La décision d'AIR de partager ses riches archives via une station de radio en ligne est la bienvenue.

Radio-759

Lorsque l'Inde a accédé à l'indépendance, le violon maestro Tripunithura Narayana Krishnan n'avait que 19 ans, apprenant des leçons de musique de base de son père, A. Narayana Iyer. Adolescent, Krishnan a dû marcher à 8,5 kilomètres de chez lui juste pour écouter une émission de radio – Subhash Park à Ernakulam au Kerala avait un poste de radio connecté à un haut-parleur. Quand il rentrait chez lui, il pratiquait tout ce qu'il avait assimilé. C'est cette image d'un jeune Krishnan marchant 17 km juste pour une émission de radio qui m'est venue à l'esprit lorsque j'ai entendu pour la première fois que la All India Radio (AIR) allait lancer une chaîne de musique classique de 24 heures, Raagam, sur divers plates-formes ce jour de la République.
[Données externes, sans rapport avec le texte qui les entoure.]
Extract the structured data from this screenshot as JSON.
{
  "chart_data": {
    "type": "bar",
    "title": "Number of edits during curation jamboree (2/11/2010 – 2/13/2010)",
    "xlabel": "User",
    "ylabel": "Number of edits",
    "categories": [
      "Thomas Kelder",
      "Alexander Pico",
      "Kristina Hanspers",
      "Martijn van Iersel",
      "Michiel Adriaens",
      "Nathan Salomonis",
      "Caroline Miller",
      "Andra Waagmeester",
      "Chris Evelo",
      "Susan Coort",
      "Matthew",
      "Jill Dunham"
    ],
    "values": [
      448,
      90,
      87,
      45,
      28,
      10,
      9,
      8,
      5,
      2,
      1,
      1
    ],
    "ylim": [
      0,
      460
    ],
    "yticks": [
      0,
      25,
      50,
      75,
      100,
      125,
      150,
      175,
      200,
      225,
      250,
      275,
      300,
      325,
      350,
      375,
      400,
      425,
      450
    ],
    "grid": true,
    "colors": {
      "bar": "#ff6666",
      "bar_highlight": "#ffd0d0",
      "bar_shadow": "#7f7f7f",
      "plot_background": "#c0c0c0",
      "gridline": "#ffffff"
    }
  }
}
C'est en effet un geste à saluer car l'AIR partage ses riches archives avec les mélomanes. Dans le passé, l'AIR a été, comme de nombreuses autres organisations culturelles gérées par le gouvernement du pays, très possessive à l'égard de sa collection de musique. En fait, l'Inde a besoin d'une politique nationale d'archivage, étant donné la quantité de contenu audio et vidéo se trouvant dans diverses archives contrôlées par le gouvernement du pays. Ce matériel d'archives doit être diffusé pour la consommation publique.



Dans tous les cas, même sans le consentement ou la connaissance de telles institutions, les archives de musique indienne disponibles sur Internet s'agrandissent chaque jour. Cependant, les archives d'AIR restent un trésor caché des mélomanes.
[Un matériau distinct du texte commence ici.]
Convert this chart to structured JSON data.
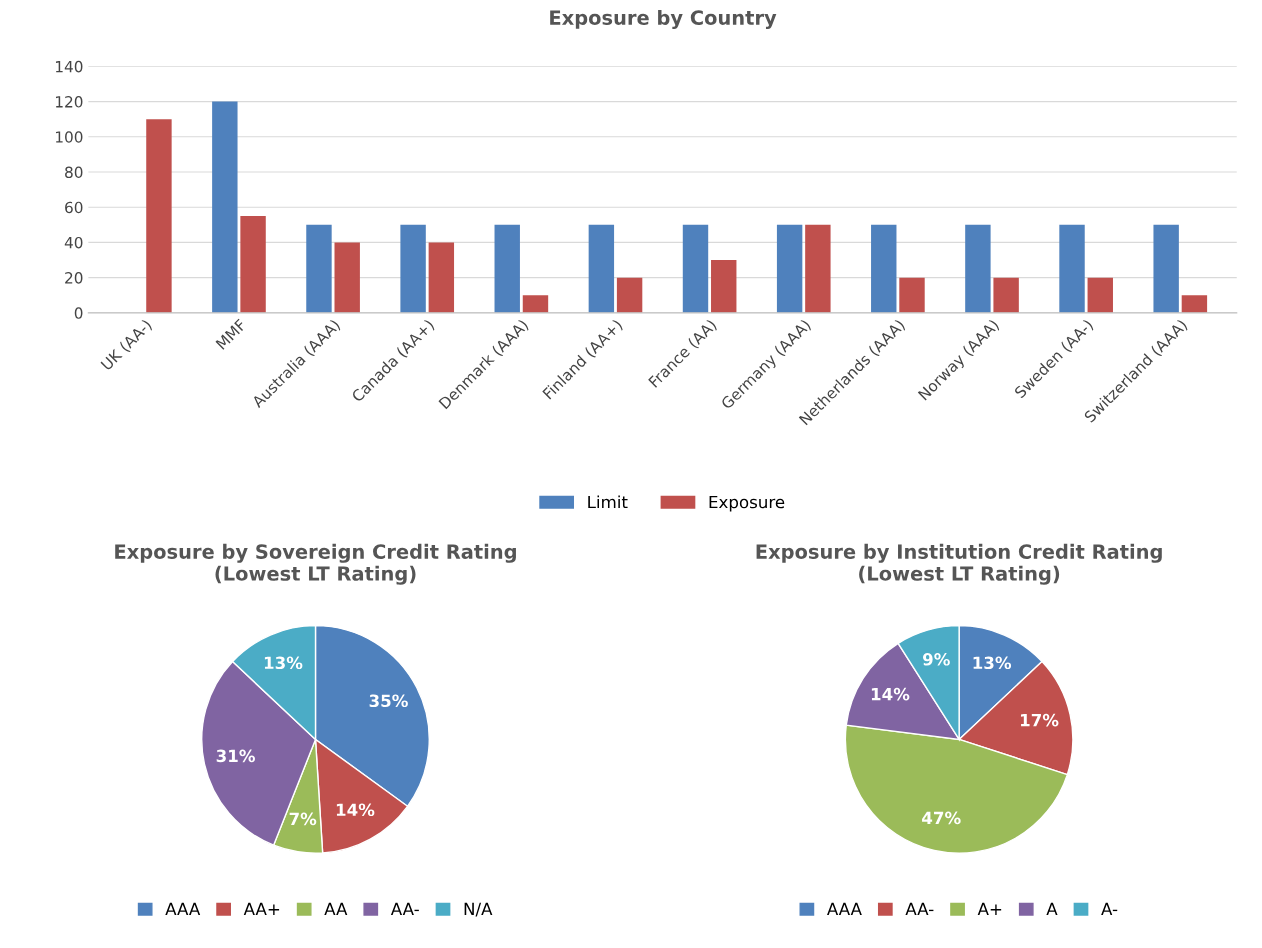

Je profite donc de cette occasion pour féliciter les personnes derrière la décision de l'AIR de lancer Raagam en tant que chaîne de radio en ligne et de partager les riches archives des maestros d'antan. Mais permettez-moi de souligner certains domaines sur lesquels l'auditeur de musique sérieux aimerait voir les stratèges derrière cette nouvelle initiative se concentrer.
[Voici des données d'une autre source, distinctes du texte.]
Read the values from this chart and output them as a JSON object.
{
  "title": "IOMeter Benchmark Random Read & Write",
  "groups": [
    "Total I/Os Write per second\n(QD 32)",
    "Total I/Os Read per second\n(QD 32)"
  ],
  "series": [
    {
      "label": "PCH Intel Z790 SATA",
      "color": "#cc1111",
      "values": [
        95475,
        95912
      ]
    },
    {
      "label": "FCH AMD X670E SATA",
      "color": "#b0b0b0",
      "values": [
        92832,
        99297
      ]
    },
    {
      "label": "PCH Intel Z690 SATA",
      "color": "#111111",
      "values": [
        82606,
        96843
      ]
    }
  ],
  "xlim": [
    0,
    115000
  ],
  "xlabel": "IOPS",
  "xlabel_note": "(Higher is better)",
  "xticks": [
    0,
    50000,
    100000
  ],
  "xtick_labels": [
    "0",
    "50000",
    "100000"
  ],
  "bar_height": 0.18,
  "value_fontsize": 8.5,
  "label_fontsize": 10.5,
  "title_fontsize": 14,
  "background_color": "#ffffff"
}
Bien que les fondements des traditions de la musique classique indienne puissent avoir des éléments communs, le modèle d'appréciation dans les deux traditions - carnatique et hindoustani - varie. Très peu de gens écoutent les deux types de musique avec la même intensité. A ce titre, il est essentiel d'offrir les deux traditions de la musique indienne sous forme de deux bouquets distincts. Si l'offre en ligne n'est qu'une extension de la programmation des stations de radio traditionnelles, alors le projet Raagam perdra l'opportunité dont il dispose. C'est une meilleure idée d'offrir deux stations de radio en ligne 24h/24 et 7j/7, une pour Carnatic et une pour Hindoustani.

Une autre préoccupation concerne les modèles de programmation de la musique. Comme les radiodiffuseurs le savent très bien, il existe maintenant d'étonnants programmateurs générés par le système, qui permettent à une chaîne de radio d'assurer la représentation de toutes les sections de la musique avec des raisons justifiées tout en répétant une piste. Par exemple, on peut créer différents groupes pour différents ragas, gharanas, banis, etc, afin que le programmateur système choisisse les pistes selon les règles strictes appliquées pour assurer une logique derrière les rotations, et ainsi éviter les interventions et erreurs humaines subjectives.

Il est encore tôt pour Raagam, et bien que je puisse avoir une longue liste de souhaits pour la chaîne de musique classique 24 × 7 tant attendue de l'AIR, permettez-moi de limiter mes préoccupations à deux autres points. Le premier concerne la nécessité d'assurer la qualité des métadonnées disponibles avec les enregistrements. Cela inclurait des choses comme les dates des enregistrements, les noms corrects des artistes accompagnateurs, etc. Ceci est important car tout auditeur sérieux serait intéressé par ces détails. La seconde est liée à la qualité du matériel diffusé. Il est important que l'émission soit la copie parfaite des bandes d'archives analogiques et non un fichier son compressé.